MINNEAPOLIS (WCCO) — A new law makes it easier for consumers to freeze and thaw their credit scores, one year after the historic Equifax that compromised 143 million consumers’ personal information.
It used to cost people $3-$10 to freeze a credit score, which prevents unauthorized people from opening new accounts, and another $3-$10 to lift that freeze, which is sometimes necessary when applying for a loan or renting an apartment. The turnaround time for both steps typically took 2-4 days.
Under the new legislation, credit freezes and thaws are free, with a turnaround time of less than one day, encouraging consumers to take steps to protect their credit or that of their children. People can do so online, through each of the credit bureaus.
LSS Financial Counselor Shannon Doyle explained how child identity theft is one of the fastest growing crimes in the U.S., in part because parents don’t always think to protect it.
Children who lack a credit score can still fall victim because their “thin file” contains identifiable information such as their name, address, and social security number.
“They can contact the credit bureaus and ask for a manual search under the child’s name, social security and date of birth,” said Doyle. “The parent might need to offer some sort of documentation for that, but it’s a good thing to check out.”
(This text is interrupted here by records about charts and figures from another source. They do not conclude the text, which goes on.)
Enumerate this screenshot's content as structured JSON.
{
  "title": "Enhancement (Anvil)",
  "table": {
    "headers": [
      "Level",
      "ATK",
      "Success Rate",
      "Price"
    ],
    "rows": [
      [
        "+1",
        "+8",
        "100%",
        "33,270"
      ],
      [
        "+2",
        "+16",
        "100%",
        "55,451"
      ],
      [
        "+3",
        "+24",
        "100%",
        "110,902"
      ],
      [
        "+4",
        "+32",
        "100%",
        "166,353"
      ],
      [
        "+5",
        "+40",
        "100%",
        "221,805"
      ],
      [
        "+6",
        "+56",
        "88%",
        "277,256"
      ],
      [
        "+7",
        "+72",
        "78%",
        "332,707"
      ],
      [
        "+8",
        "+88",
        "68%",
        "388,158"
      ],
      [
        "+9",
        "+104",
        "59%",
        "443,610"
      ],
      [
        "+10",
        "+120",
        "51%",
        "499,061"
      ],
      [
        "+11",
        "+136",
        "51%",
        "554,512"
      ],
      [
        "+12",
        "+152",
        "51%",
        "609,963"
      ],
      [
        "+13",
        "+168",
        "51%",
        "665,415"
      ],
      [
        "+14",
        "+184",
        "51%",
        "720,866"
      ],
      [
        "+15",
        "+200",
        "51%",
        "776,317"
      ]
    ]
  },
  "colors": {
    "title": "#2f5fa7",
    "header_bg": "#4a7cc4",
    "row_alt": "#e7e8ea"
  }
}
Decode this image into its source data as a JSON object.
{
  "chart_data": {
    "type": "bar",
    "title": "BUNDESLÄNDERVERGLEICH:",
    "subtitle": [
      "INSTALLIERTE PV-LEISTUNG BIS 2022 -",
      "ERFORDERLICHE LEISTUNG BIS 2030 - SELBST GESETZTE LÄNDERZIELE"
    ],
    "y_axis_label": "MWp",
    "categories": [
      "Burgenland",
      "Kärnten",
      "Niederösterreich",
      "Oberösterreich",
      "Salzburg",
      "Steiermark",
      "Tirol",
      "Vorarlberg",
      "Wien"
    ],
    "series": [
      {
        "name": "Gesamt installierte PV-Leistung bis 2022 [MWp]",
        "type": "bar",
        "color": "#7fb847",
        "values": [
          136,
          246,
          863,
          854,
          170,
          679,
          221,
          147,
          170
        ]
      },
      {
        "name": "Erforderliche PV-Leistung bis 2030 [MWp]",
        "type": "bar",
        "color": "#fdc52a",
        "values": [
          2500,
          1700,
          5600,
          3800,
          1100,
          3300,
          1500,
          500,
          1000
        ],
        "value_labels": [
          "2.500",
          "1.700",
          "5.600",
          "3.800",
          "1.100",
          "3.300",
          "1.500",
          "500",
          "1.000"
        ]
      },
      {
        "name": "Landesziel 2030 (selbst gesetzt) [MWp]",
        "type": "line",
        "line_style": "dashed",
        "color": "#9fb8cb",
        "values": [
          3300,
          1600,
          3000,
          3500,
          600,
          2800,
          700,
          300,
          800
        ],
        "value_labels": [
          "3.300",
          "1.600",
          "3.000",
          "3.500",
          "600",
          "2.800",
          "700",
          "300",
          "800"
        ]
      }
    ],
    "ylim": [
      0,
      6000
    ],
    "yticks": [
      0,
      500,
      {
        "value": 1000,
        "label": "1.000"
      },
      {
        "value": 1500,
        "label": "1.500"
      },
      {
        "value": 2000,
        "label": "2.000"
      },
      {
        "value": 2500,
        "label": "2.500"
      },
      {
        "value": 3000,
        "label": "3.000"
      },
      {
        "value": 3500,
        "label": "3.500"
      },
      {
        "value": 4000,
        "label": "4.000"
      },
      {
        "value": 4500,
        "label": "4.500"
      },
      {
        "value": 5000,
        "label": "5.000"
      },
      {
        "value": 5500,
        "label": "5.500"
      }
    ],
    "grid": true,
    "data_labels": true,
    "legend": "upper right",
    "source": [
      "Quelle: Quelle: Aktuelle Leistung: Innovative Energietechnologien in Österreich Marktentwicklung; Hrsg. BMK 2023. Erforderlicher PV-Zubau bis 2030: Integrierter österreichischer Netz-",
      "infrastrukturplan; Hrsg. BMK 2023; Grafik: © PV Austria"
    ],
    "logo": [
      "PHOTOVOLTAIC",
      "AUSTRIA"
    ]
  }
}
The new law allows parents to freeze their child’s credit if they are under 16 years old.
Doyle advises everyone freeze their credit, as it is easier than ever before.
“A lot of people who even have bad credit think, well who’s going to want to steal my identity,” said Doyle. “But the problem is, that doesn’t matter to identity thieves because the information they’re looking for is social security numbers, job history, address history, phone history, because when they have that information they can create new identities.”
She emphasizes, when it comes to personal information, consumers are not just consumers. They are also the product, with valuable information to anyone seeking access to data they otherwise shouldn’t have.